At baseline, the median age in the overall population (n = 38) was 65.5 years (range, 47-86). Most patients were male (63.2%), had an ECOG performance status of 1 or less (97.4%), had Ann Arbor stage IV disease (92.1%), and bone marrow involvement (63.2%). Patients had Mantle Cell Lymphoma Prognostic Index (MIPI) low- (28.9%), intermediate- (50.0%), or high-risk disease (13.2%); 7.9% of patients had missing MIPI score information. Blastoid MCL was present in 10.5% of patients.
The investigator-assessed ORR per Lugano criteria was 94.4% (95% CI, 72.7%-99.9%) in the treatment-naive cohort, with a complete response (CR) rate of 77.8%. These respective rates were 85.0% (95% CI, 62.1%-96.8%) and 70.0% in the relapsed/refractory cohort. The median DOR was not reached and 43.5 months, respectively.

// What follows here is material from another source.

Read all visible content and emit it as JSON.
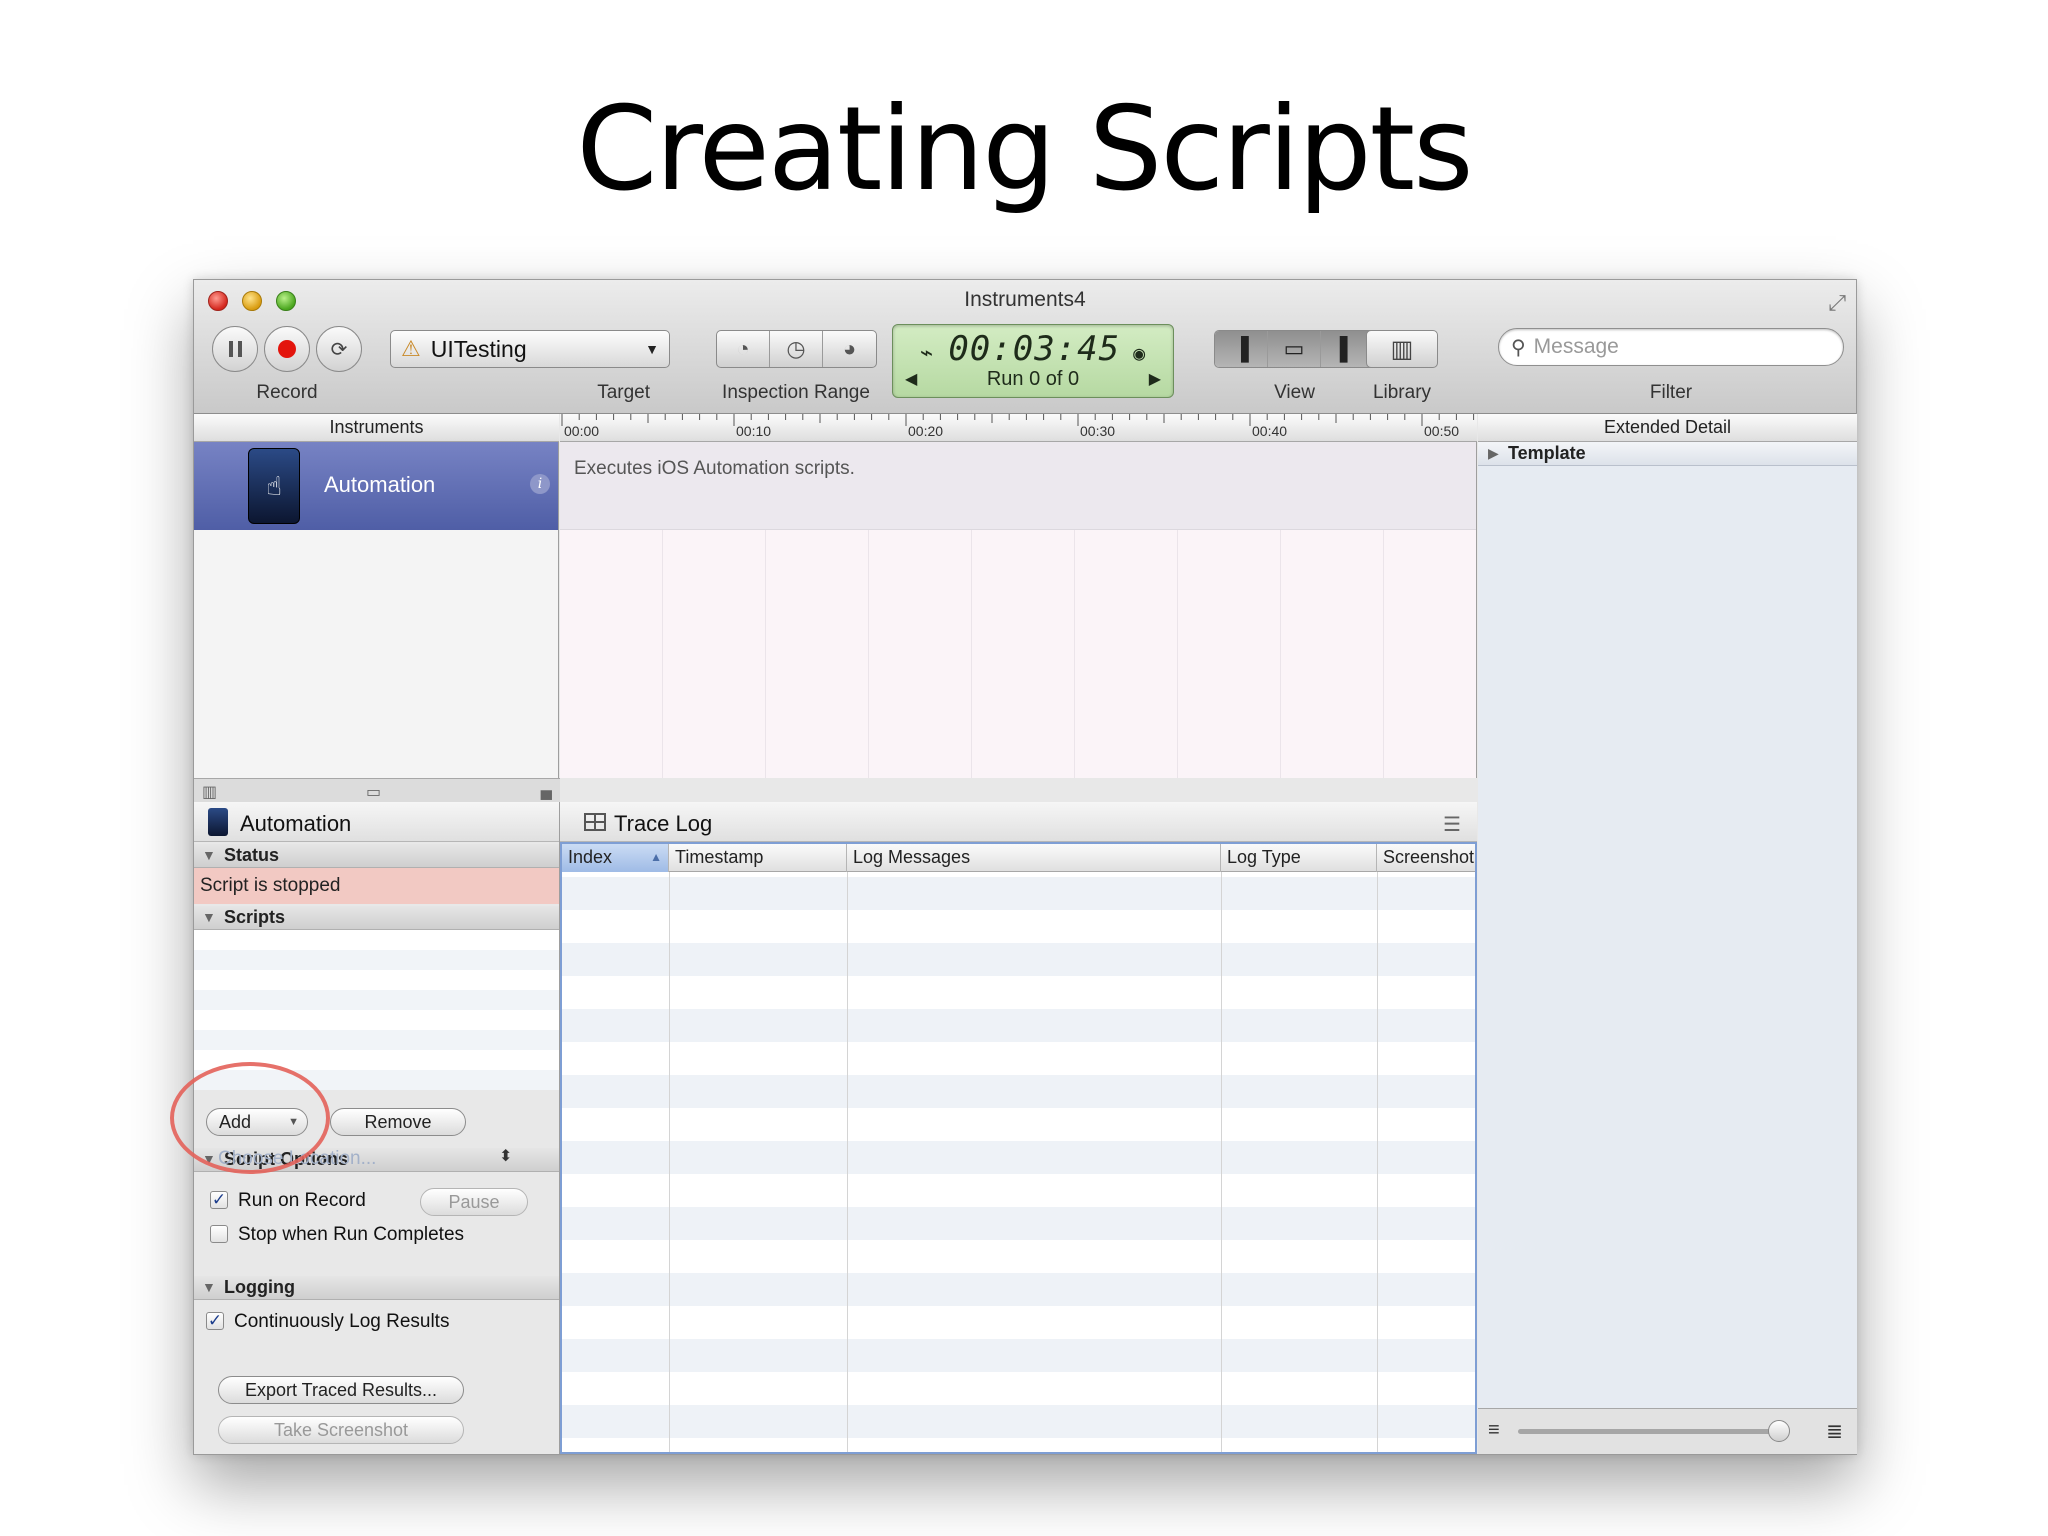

In terms of safety, common any-grade treatment-related adverse effects (AEs) in the overall population included infections (73.7%), neutropenia (60.5%), and nausea (57.9%). Any-grade serious adverse effects (SAEs) occurred in 61.1% and 65.0% of patients in the treatment-naive and relapsed/refractory cohorts, respectively. Five patients died in the treatment-naive cohort and 6 died in the relapsed/refractory cohort.
At study completion, 26.3% of patients overall remained on acalabrutinib treatment. Reasons for study discontinuation included death (26.3%), disease progression (13.2%), withdrawal of consent (5.3%), withdrawal by investigator (5.3%), AEs/SAEs (7.9%), or other reasons (15.8%).
“The safety profile of acalabrutinib plus BR is consistent with expectations for the individual agents in the combination regimen,” the study authors wrote in their conclusion. “Acalabrutinib plus BR demonstrated high efficacy in patients with treatment-naive and relapsed/refractory MCL. Nonetheless, the limited sample size presents a constraint in fully interpreting certain observations. The study findings support the further exploration of acalabrutinib plus BR in patients with treatment-naive MCL in the ongoing, placebo-controlled phase 3 ECHO trial, which aims to confirm the safety profile and efficacy of long-term acalabrutinib plus BR.”